Insegnamento della religione: polemiche in Russia per un progetto che favorirebbe l’Ortodossia

L’insegnamento della religione, si sa, è spesso fonte di polemiche. Solo che stavolta non stiamo parlando del nostro Paese, bensì della Russia, e la religione in questione non è il Cattolicesimo bensì l’Ortodossia. Secondo un sondaggio realizzato dal centro di ricerche specializzato Levada Center e i cui risultati sono stati diffusi dall’agenzia Asia News, infatti, la grande maggioranza dei russi (in una percentuale stimabile attorno al 70%) sarebbe favorevole all’introduzione di corsi sui “Fondamenti della cultura ortodossa” nelle scuole pubbliche del Paese. Come viene spiegato nell’articolo,”l’insegnamento della cultura ortodossa nelle scuole elementari e medie russe è diventato oggetto di dibattito pubblico da quando il ministero dell’istruzione ha annunciato il lancio di un progetto pilota per la “Formazione spirituale e morale” degli studenti. Dalla primavera di quest’anno 20mila classi in 12mila scuole della Federazione inseriranno nel loro curriculum formativo un corso dedicato alla studio di una religione a scelta tra cristianesimo ortodosso, islam, giudaismo o buddismo”.
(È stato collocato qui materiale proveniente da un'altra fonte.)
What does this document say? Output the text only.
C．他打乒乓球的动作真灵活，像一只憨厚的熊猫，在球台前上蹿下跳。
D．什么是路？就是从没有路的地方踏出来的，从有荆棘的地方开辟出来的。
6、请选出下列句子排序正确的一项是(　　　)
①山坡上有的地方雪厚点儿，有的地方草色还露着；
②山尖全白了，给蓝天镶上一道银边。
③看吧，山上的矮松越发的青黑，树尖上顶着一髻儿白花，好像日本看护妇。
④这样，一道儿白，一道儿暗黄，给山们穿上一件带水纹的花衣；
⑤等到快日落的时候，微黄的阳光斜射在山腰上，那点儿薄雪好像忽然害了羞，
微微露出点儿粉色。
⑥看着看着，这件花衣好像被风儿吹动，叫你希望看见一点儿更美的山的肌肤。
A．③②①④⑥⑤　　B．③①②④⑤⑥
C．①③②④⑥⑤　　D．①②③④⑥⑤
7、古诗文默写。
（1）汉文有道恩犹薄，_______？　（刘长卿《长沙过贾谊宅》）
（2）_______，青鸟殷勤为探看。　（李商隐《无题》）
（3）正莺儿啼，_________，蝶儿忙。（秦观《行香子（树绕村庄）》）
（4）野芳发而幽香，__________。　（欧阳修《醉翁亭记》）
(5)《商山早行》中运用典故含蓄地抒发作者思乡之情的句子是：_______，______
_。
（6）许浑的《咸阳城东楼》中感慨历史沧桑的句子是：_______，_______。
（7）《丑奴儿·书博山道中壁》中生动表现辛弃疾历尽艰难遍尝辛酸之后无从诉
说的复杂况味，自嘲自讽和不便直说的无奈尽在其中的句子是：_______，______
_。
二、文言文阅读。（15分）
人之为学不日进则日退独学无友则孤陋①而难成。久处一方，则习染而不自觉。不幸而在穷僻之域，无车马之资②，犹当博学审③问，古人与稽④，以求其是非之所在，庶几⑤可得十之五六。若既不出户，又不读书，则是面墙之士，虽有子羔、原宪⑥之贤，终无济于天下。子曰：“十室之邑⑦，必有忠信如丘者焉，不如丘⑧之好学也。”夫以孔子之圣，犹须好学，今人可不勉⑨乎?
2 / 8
Tutti d’accordo, dunque? Neppure un po’, in quanto le confessioni religiose non Ortodosse (specialmente l’Islam, ma non solo) stanno elevando le loro proteste nei confronti del progetto, reo tra l’altro di “imporre divisioni dei bambini in base alla loro religione”. Critiche vengono comunque anche dall’interno dello stesso mondo cristiano non Ortodosso, che accusa il Cremlino di “voler affermare la posizione dominante dell’ortodossia ai danni delle confessioni cristiane minoritarie”. Altre critiche si appuntano infine sulla volontà dei dirigenti moscoviti di favorire “il ritorno in auge delle religione ortodossa con lo scopo di affermarla come puro elemento di identità nazionale”. E qui (per la serie “tutto il mondo è paese”)  sembra veramente di essere tornati a casa.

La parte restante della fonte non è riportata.